From this perspective, penance is not guilt-driven sorrow but the courage to begin again. It is to trust that life can still be renewed after long affliction. The man’s obedience, rising and walking, is his act of penance: a turning from despair toward hope, from paralysis toward participation in God’s future.

Peace, in this story, is not the stillness of the water but the movement of resurrection. Alves reminds us that peace is never imposed by coercion; it is the fruit of imagination and beauty. When Jesus heals the man, he reclaims his agency .The man is no longer a passive sufferer but a living sign of divine creativity. Peace, then, is the capacity to live differently, to inhabit the world as if it were already being made new.
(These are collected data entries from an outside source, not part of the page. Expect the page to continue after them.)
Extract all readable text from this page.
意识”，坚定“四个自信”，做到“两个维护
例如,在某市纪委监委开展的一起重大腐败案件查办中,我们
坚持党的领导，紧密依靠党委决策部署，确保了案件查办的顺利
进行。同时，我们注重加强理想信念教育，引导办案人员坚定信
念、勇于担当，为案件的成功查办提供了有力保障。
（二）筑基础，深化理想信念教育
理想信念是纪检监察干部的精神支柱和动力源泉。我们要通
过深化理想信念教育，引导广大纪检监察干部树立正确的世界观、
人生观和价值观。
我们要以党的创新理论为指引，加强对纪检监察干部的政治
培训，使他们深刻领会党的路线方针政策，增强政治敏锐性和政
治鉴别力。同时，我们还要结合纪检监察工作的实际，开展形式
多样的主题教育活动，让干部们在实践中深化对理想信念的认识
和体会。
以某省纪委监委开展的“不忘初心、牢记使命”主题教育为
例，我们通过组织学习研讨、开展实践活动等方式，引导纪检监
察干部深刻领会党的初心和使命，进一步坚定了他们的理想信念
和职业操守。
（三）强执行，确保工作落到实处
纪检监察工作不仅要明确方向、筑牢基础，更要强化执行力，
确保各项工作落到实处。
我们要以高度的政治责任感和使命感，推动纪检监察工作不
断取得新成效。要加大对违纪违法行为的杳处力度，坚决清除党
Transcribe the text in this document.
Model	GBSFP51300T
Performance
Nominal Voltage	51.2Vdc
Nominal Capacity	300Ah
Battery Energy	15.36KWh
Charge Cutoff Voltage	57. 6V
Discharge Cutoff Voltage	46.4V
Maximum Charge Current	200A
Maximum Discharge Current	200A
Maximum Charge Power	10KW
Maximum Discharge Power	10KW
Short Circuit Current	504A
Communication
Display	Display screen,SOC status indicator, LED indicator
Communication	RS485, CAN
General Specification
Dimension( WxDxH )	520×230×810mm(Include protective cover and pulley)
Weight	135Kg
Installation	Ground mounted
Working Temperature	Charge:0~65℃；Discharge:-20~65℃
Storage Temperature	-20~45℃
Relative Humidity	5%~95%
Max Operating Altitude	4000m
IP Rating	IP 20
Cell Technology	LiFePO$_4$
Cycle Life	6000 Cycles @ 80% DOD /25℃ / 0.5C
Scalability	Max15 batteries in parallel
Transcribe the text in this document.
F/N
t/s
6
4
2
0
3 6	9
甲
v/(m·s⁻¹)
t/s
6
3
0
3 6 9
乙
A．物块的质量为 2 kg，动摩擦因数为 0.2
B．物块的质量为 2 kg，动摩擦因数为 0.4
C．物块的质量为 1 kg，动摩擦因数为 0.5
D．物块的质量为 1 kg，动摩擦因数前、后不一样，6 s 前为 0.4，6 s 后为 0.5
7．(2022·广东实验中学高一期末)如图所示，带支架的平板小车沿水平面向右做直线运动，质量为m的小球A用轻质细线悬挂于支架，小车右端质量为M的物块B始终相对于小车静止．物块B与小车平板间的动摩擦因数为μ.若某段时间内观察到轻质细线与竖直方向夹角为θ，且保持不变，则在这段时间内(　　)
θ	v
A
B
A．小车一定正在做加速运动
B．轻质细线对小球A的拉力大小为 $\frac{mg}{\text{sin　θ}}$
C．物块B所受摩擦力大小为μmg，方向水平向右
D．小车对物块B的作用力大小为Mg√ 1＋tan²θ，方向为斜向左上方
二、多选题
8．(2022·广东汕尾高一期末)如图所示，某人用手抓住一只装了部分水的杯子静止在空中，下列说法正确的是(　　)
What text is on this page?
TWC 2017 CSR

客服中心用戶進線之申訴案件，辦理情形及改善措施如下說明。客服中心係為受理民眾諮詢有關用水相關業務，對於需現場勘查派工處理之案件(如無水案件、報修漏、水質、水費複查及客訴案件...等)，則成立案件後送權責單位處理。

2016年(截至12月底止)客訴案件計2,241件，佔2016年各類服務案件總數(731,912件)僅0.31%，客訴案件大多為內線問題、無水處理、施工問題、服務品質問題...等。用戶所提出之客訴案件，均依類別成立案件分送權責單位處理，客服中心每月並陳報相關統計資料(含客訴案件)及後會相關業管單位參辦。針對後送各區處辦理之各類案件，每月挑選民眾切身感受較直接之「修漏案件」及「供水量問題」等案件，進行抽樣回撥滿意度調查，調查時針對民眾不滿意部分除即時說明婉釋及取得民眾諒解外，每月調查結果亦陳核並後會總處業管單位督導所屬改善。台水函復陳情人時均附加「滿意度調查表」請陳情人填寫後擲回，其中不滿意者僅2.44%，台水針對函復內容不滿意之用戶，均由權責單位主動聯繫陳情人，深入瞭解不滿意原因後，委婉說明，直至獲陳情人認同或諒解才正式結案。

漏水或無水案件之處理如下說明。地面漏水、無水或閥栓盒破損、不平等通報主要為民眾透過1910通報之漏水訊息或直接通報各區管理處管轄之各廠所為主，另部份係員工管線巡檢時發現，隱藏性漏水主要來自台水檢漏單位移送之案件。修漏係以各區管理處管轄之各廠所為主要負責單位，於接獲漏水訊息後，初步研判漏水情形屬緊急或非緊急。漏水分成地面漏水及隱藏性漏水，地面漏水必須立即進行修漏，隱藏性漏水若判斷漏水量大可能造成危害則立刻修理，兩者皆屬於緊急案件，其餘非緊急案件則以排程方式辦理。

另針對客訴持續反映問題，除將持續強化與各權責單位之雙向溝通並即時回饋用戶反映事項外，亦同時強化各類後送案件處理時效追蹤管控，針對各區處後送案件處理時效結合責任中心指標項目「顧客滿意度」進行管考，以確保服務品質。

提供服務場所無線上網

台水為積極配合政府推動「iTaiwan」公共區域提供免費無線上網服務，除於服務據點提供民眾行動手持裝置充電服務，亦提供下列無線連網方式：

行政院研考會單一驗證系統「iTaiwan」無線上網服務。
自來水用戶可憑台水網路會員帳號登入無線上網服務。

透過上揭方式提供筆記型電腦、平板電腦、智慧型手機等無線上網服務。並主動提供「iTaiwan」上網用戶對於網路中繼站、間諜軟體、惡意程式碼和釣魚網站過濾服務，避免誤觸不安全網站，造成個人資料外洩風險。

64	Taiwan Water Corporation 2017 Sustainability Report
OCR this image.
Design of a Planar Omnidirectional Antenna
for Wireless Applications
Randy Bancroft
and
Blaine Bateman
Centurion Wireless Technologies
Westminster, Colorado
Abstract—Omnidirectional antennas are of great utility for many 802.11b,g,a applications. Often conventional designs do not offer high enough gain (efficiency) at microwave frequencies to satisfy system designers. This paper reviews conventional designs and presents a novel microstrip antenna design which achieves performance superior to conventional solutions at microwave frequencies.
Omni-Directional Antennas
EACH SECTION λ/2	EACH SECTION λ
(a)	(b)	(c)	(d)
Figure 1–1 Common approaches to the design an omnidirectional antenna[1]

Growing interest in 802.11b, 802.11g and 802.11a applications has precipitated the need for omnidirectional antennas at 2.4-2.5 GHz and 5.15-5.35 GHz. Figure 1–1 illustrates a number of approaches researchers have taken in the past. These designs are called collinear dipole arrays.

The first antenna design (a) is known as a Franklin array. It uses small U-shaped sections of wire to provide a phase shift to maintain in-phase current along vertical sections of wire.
Reconciliation unfolds in the social ripple that follows. The healed man, once invisible, becomes a sign that God’s mercy and love flows beyond systems and rules. The religious leaders, bound by Sabbath law, cannot see the miracle for what it is. But poetry is stronger than law; the imagination of God breaks open the rigid structures that imprison love. True reconciliation happens when the human heart awakens to beauty, when we see in another’s healing the possibility of our own. It is God’s tenderness reaching into long suffering, not to erase it but to bring hope and life…. the beginning of awe and wonder.”

 

reflective action

Today, take time to bring before God two people or two groups who remember the same event differently.
Hold one name in your left hand, and the other in your right.
Do not try to reconcile them.
Simply breathe, and offer both to God’s mercy :
“Teach us to hold truth without hatred, and memory without fear.”

journalling prompt

Think of a moment – personal, familial, or national – where the truth was not simple, where pain and hope lived side by side.

Write an imaginary letter to someone who you have had a very different experience of truth and way of seeing an issue.
Write with tenderness, allowing the complexity to remain but showing you have deeply heard and understand their voice.